La catégorie LM P3 n’échappe pas au contrôle des coûts. Un traction control et quelques chevaux en plus ont bien failli voir le jour mais l’ACO a préféré attendre pour ne pas impacter financièrement les équipes. Judicieuse décision !
Le DPi pour sauver le LM P1 ?
Le FIA WEC a aussi pris le taureau par les cornes pour la catégorie LM P1 en limitant le développement aéro, les essais, le nombre d’heures en soufflerie et le personnel. Il convient de saluer cette idée mais un constructeur trouve toujours le moyen de récupérer d’une autre façon ce qu’on lui enlève durant l’hiver. Il trouve aussi facilement le moyen de partir dès que bon lui semble, mais ça c’est un autre débat. FIA WEC, FIA World RX, Formule 1, FIA WRC, FIA Formula E : limiter les coûts dans ces cinq championnats labellisés FIA dominés par les constructeurs n’est pas chose facile. Une stabilité réglementaire aide aussi à contrôler l’inflation. Pour en revenir au prototype, la solution à court terme passe certainement par le DPi ou LMPi, appelez-ça comme vous voulez. Une implication indirecte du constructeur en faisant rouler son proto par une équipe privée et en faisant du marketing à coût réduit pour ne pas effrayer les Boards des grandes marques. Une Acura ARX-05 ressemble guère à une ORECA 07.

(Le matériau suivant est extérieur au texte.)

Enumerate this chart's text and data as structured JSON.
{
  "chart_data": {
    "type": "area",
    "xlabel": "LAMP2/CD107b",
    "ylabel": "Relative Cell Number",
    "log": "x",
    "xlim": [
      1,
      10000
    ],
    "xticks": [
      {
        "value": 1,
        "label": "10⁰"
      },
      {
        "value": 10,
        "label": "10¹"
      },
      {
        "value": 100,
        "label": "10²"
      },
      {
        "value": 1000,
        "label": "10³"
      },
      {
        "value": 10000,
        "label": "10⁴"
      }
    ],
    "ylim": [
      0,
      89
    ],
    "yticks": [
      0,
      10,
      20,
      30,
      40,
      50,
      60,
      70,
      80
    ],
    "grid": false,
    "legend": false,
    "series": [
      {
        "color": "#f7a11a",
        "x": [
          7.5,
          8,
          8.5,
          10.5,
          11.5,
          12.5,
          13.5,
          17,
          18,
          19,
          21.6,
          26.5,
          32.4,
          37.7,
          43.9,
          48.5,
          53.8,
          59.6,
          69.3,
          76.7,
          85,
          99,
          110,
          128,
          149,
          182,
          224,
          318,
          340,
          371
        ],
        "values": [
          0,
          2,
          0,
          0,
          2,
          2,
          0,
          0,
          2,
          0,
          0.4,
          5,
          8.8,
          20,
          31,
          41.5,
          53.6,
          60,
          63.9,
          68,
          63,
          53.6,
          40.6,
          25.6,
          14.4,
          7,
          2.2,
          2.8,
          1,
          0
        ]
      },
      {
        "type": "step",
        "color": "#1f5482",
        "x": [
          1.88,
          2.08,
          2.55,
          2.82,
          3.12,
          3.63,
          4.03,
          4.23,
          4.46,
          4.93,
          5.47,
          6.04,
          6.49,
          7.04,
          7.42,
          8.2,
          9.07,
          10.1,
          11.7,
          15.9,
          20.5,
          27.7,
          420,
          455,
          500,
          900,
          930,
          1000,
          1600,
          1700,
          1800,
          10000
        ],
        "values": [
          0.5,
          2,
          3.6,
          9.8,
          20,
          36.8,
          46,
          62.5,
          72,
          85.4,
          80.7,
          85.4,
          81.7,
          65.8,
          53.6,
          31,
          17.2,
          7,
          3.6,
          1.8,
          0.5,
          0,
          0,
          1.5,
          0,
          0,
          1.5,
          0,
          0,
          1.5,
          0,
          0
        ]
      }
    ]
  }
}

Le GT4 parfait pour débuter en GT…
Si limiter l’augmentation des coûts est possible, diminuer un budget est plus compliqué. Vous allez me dire que la mission est réussie en France avec le GT4. Oui et non car on est passé d’un produit GT3 à un produit GT4. Tous les concurrents sont ravis d’avoir franchi le pas du GT4 mais tous n’ont qu’une phrase à la bouche : attention à ce que les coûts ne s’envolent pas. Audi et Mercedes proposent une GT4 pour 2018. On veut bien croire qu’il faut donner le meilleur produit à ses clients mais boucler un test d’endurance de 30 heures pour une auto d’entrée de gamme faite pour le sprint est-il nécessaire ? Les constructeurs LM P2 ne le font pas. Mettez un Cayman GT4 à côté d’une Mercedes-AMG GT4 et vous comprendrez vite laquelle est la nouveauté. Laurent Gaudin, manager général de la série, Claude Surmont, le Mr BOP de SRO, et Stéphane Ratel veillent au grain car l’inventeur du GT moderne connaît la musique mieux que personne sur le sujet.

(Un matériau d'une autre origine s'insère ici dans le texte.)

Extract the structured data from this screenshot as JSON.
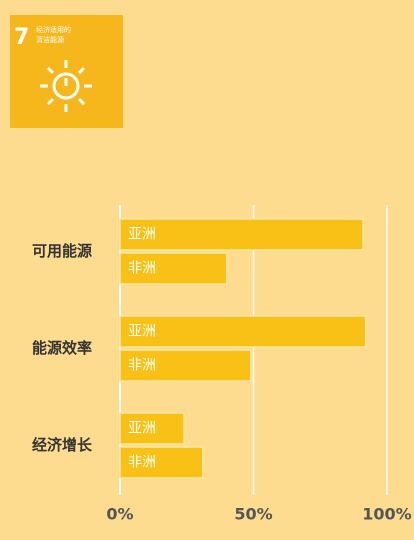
{
  "chart_data": {
    "type": "bar",
    "orientation": "horizontal",
    "badge": {
      "number": "7",
      "lines": [
        "经济适用的",
        "清洁能源"
      ],
      "color": "#f5b71c"
    },
    "categories": [
      "可用能源",
      "能源效率",
      "经济增长"
    ],
    "series": [
      {
        "name": "亚洲",
        "color": "#f9c115",
        "values": [
          91,
          92,
          24
        ]
      },
      {
        "name": "非洲",
        "color": "#f9c115",
        "values": [
          40,
          49,
          31
        ]
      }
    ],
    "xlim": [
      0,
      100
    ],
    "xticks": [
      {
        "value": 0,
        "label": "0%"
      },
      {
        "value": 50,
        "label": "50%"
      },
      {
        "value": 100,
        "label": "100%"
      }
    ],
    "grid": true
  }
}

Se restaurer pour un prix abordable…
Est-ce que tous ces réceptifs qui servent juste le temps des repas et qui sont vides le reste du temps sont utiles ? Quand vous connaissez l’investissement d’un constructeur sur une semaine mancelle, il y a de quoi s’acheter une belle auto à Pebble Beach. Vous allez me dire que je ne suis pas crédible car je fais partie de ceux qui en profitent. Pourtant, on peut être constructeur LM P1 et ne pas faire dans le bling bling. On en connaît au moins un et c’est parfait ainsi. A contrario, cela fait vivre des gens pour préparer, installer, cuisiner et servir.

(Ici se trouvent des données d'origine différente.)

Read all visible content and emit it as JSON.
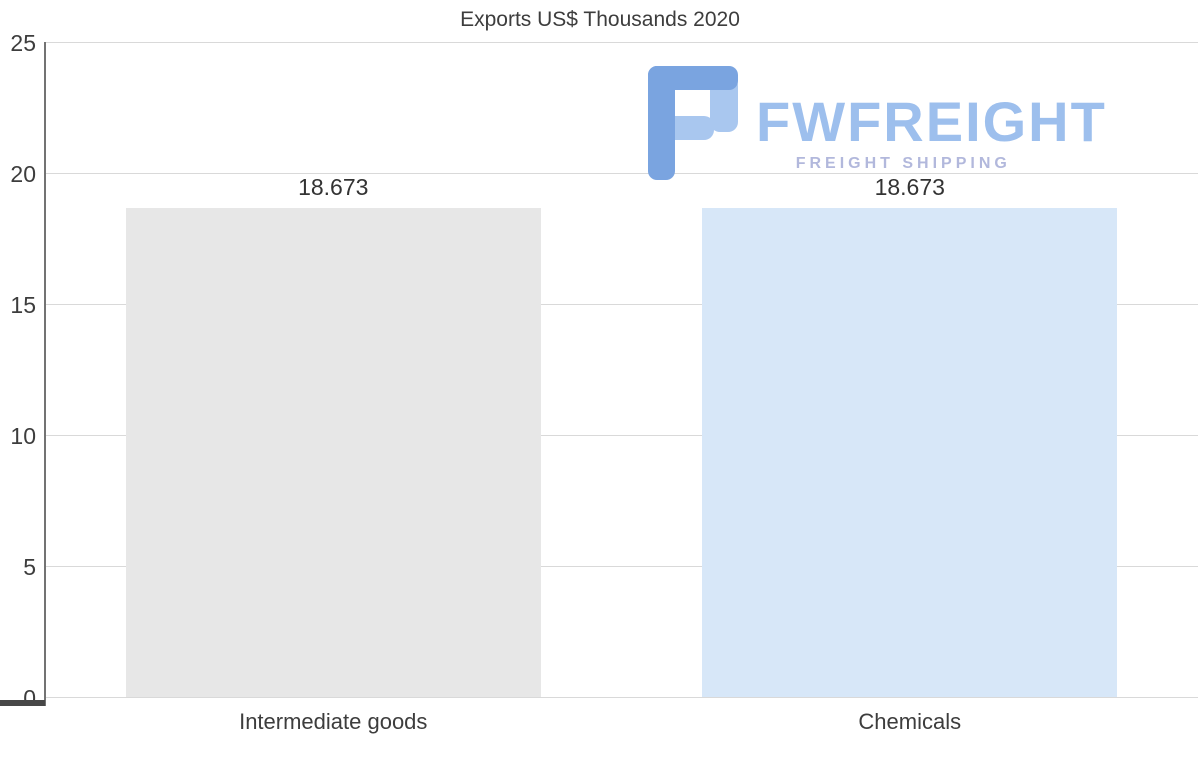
{
  "chart_data": {
    "type": "bar",
    "title": "Exports US$ Thousands 2020",
    "categories": [
      "Intermediate goods",
      "Chemicals"
    ],
    "values": [
      18.673,
      18.673
    ],
    "value_labels": [
      "18.673",
      "18.673"
    ],
    "bar_colors": [
      "#e7e7e7",
      "#d7e7f8"
    ],
    "ylim": [
      0,
      25
    ],
    "y_ticks": [
      0,
      5,
      10,
      15,
      20,
      25
    ],
    "grid": "horizontal",
    "legend": "none",
    "xlabel": "",
    "ylabel": ""
  },
  "logo": {
    "name": "FWFREIGHT",
    "subtitle": "FREIGHT SHIPPING",
    "text_color": "#9dbfed",
    "subtitle_color": "#b2b8dc",
    "mark_color_dark": "#7aa4e0",
    "mark_color_light": "#a9c7ef"
  },
  "colors": {
    "grid": "#d9d9d9",
    "axis": "#737373",
    "text": "#3d3d3d"
  }
}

Un réceptif commun est moins cher et permet de rapprocher les acteurs. Ce système fonctionne très bien en FIA WEC sur les manches ‘overseas’. En Asian Le Mans Series, je prends l’entrée avec Rémy Brouard, le plat de résistance avec Stewart Cox, le dessert avec Miro Konopka et le café (voire deux, ndlr) avec Marco Cioci. Même chose aux Etats-Unis où tout le monde se retrouve chez Marion sous une immense tente. En janvier dernier, j’ai le souvenir d’avoir longuement discuté tour à tour avec Jack Leconte, Hugues de Chaunac, Jacques Nicolet, Gérard Neveu, Pierre Fillon, Maxime Martin et Olivier Pla. En un repas, vous voyez tout le paddock. Chacun prend son assiette jetable, son gobelet et va se servir. Ce soir-là, je n’ai même pas eu le temps de dîner, je suis reparti avec deux cookies mais avec un tas d’infos. Nous sommes tous là pour faire du sport automobile, pas pour déguster un étoilé Michelin. Chez Marion, vous êtes chez Marion et pas dans le réceptif de l’IMSA.
Des séries qui s’exportent de plus en plus…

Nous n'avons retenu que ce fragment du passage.